La généalogie génétique, utilisée notamment aux États-Unis pour identifier le tueur en série Joseph James DeAngelo, dit le Golden State Killer, suscite des débats éthiques. En France, des associations de défense des libertés publiques, comme la Ligue des droits de l'homme (LDH), avaient alerté sur les risques de dérive. Selon la LDH, cette pratique pourrait conduire à une surveillance de masse et à une stigmatisation de certaines familles.

La censure du Conseil constitutionnel intervient après un recours déposé par des parlementaires de l'opposition. Ils arguaient que la loi violait le principe de proportionnalité des peines et la présomption d'innocence. Le Conseil leur a donné raison, estimant que la mesure n'était pas adaptée à l'objectif poursuivi.

Les réactions politiques

Gérald Darmanin a pris acte de la décision, tout en exprimant sa déception. Dans un communiqué, le ministre de la Justice a indiqué qu'il étudierait les moyens de renforcer l'encadrement juridique de la généalogie génétique pour la rendre conforme à la Constitution. Il a souligné que le gouvernement restait attaché à la lutte contre l'impunité et à la résolution des affaires criminelles.
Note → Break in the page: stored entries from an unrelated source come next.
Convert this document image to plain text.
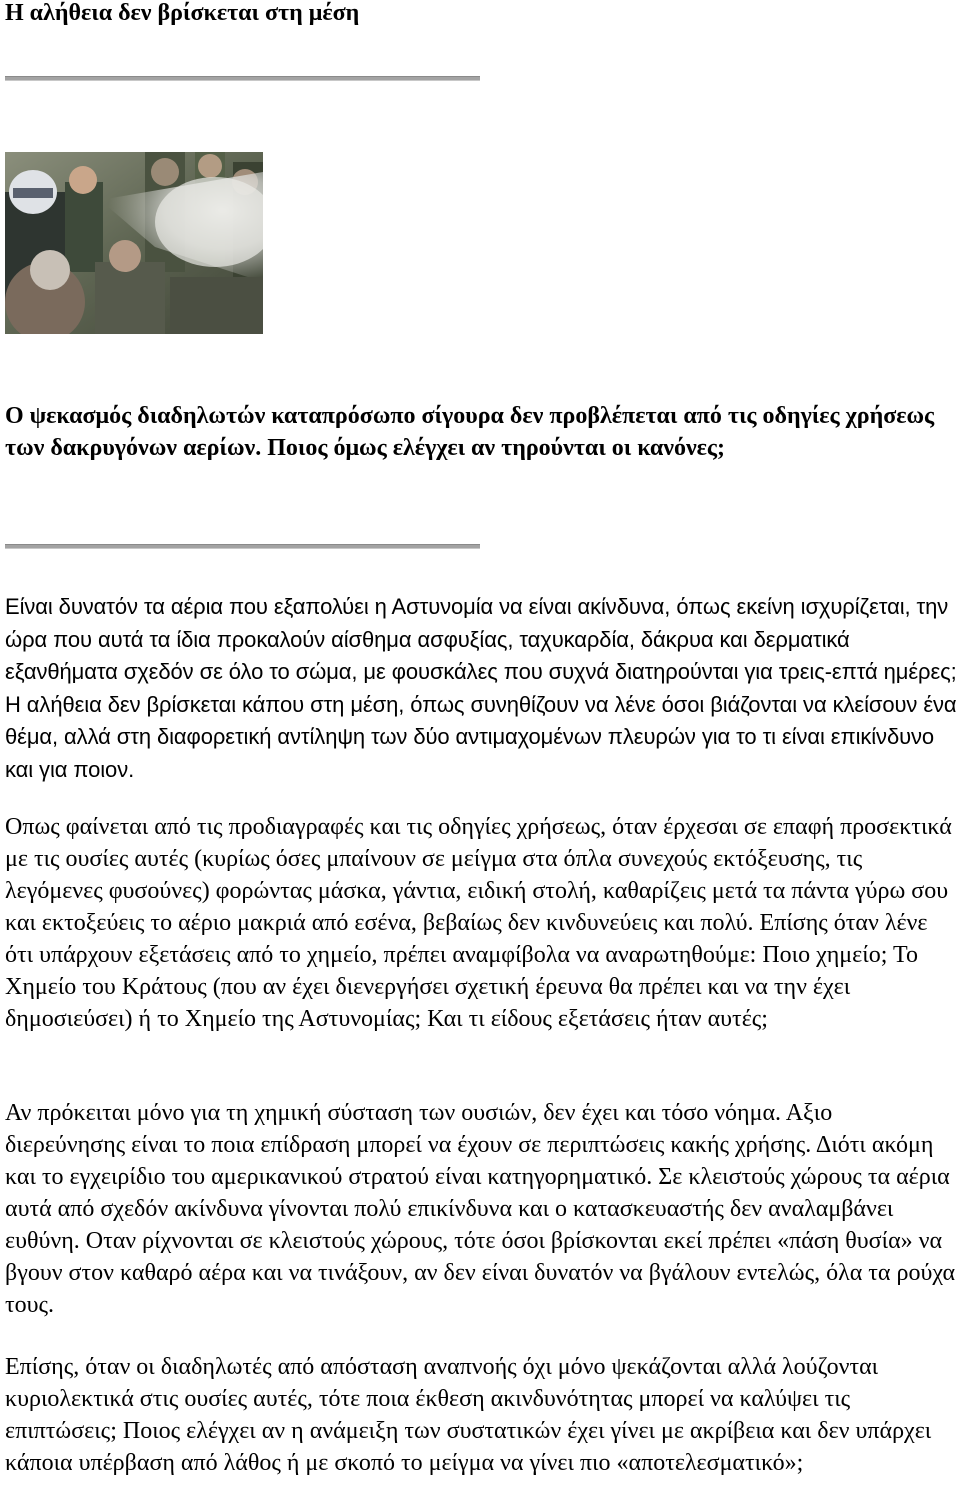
Η αλήθεια δεν βρίσκεται στη μέση

Ο ψεκασμός διαδηλωτών καταπρόσωπο σίγουρα δεν προβλέπεται από τις οδηγίες χρήσεως των δακρυγόνων αερίων. Ποιος όμως ελέγχει αν τηρούνται οι κανόνες;

Είναι δυνατόν τα αέρια που εξαπολύει η Αστυνομία να είναι ακίνδυνα, όπως εκείνη ισχυρίζεται, την ώρα που αυτά τα ίδια προκαλούν αίσθημα ασφυξίας, ταχυκαρδία, δάκρυα και δερματικά εξανθήματα σχεδόν σε όλο το σώμα, με φουσκάλες που συχνά διατηρούνται για τρεις-επτά ημέρες; Η αλήθεια δεν βρίσκεται κάπου στη μέση, όπως συνηθίζουν να λένε όσοι βιάζονται να κλείσουν ένα θέμα, αλλά στη διαφορετική αντίληψη των δύο αντιμαχομένων πλευρών για το τι είναι επικίνδυνο και για ποιον.

Οπως φαίνεται από τις προδιαγραφές και τις οδηγίες χρήσεως, όταν έρχεσαι σε επαφή προσεκτικά με τις ουσίες αυτές (κυρίως όσες μπαίνουν σε μείγμα στα όπλα συνεχούς εκτόξευσης, τις λεγόμενες φυσούνες) φορώντας μάσκα, γάντια, ειδική στολή, καθαρίζεις μετά τα πάντα γύρω σου και εκτοξεύεις το αέριο μακριά από εσένα, βεβαίως δεν κινδυνεύεις και πολύ. Επίσης όταν λένε ότι υπάρχουν εξετάσεις από το χημείο, πρέπει αναμφίβολα να αναρωτηθούμε: Ποιο χημείο; Το Χημείο του Κράτους (που αν έχει διενεργήσει σχετική έρευνα θα πρέπει και να την έχει δημοσιεύσει) ή το Χημείο της Αστυνομίας; Και τι είδους εξετάσεις ήταν αυτές;

Αν πρόκειται μόνο για τη χημική σύσταση των ουσιών, δεν έχει και τόσο νόημα. Αξιο διερεύνησης είναι το ποια επίδραση μπορεί να έχουν σε περιπτώσεις κακής χρήσης. Διότι ακόμη και το εγχειρίδιο του αμερικανικού στρατού είναι κατηγορηματικό. Σε κλειστούς χώρους τα αέρια αυτά από σχεδόν ακίνδυνα γίνονται πολύ επικίνδυνα και ο κατασκευαστής δεν αναλαμβάνει ευθύνη. Οταν ρίχνονται σε κλειστούς χώρους, τότε όσοι βρίσκονται εκεί πρέπει «πάση θυσία» να βγουν στον καθαρό αέρα και να τινάξουν, αν δεν είναι δυνατόν να βγάλουν εντελώς, όλα τα ρούχα τους.

Επίσης, όταν οι διαδηλωτές από απόσταση αναπνοής όχι μόνο ψεκάζονται αλλά λούζονται κυριολεκτικά στις ουσίες αυτές, τότε ποια έκθεση ακινδυνότητας μπορεί να καλύψει τις επιπτώσεις; Ποιος ελέγχει αν η ανάμειξη των συστατικών έχει γίνει με ακρίβεια και δεν υπάρχει κάποια υπέρβαση από λάθος ή με σκοπό το μείγμα να γίνει πιο «αποτελεσματικό»;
De leur côté, les associations de victimes ont regretté cette censure, estimant qu'elle prive les enquêteurs d'un outil efficace. L'association d'aide aux victimes d'infractions pénales (AVIP) a déclaré que cette décision pourrait ralentir les enquêtes sur des crimes graves.

Les implications pour l'avenir

Cette décision du Conseil constitutionnel pourrait avoir des répercussions sur d'autres projets de loi utilisant des technologies similaires. Le gouvernement devra revoir sa copie s'il souhaite réintroduire la généalogie génétique dans le droit français. Les experts estiment que cela nécessitera un cadre législatif plus strict, avec des garanties renforcées pour les citoyens.

En attendant, les affaires en cours qui reposaient sur cette technique pourraient être compromises. Les avocats de la défense pourraient demander l'annulation des preuves obtenues via la généalogie génétique, ce qui pourrait entraîner des complications judiciaires.

Au total, cette censure marque un revers pour la réforme de la justice voulue par Gérald Darmanin, qui visait à moderniser les outils d'enquête. Le débat sur l'équilibre entre efficacité pénale et respect des libertés fondamentales reste ouvert.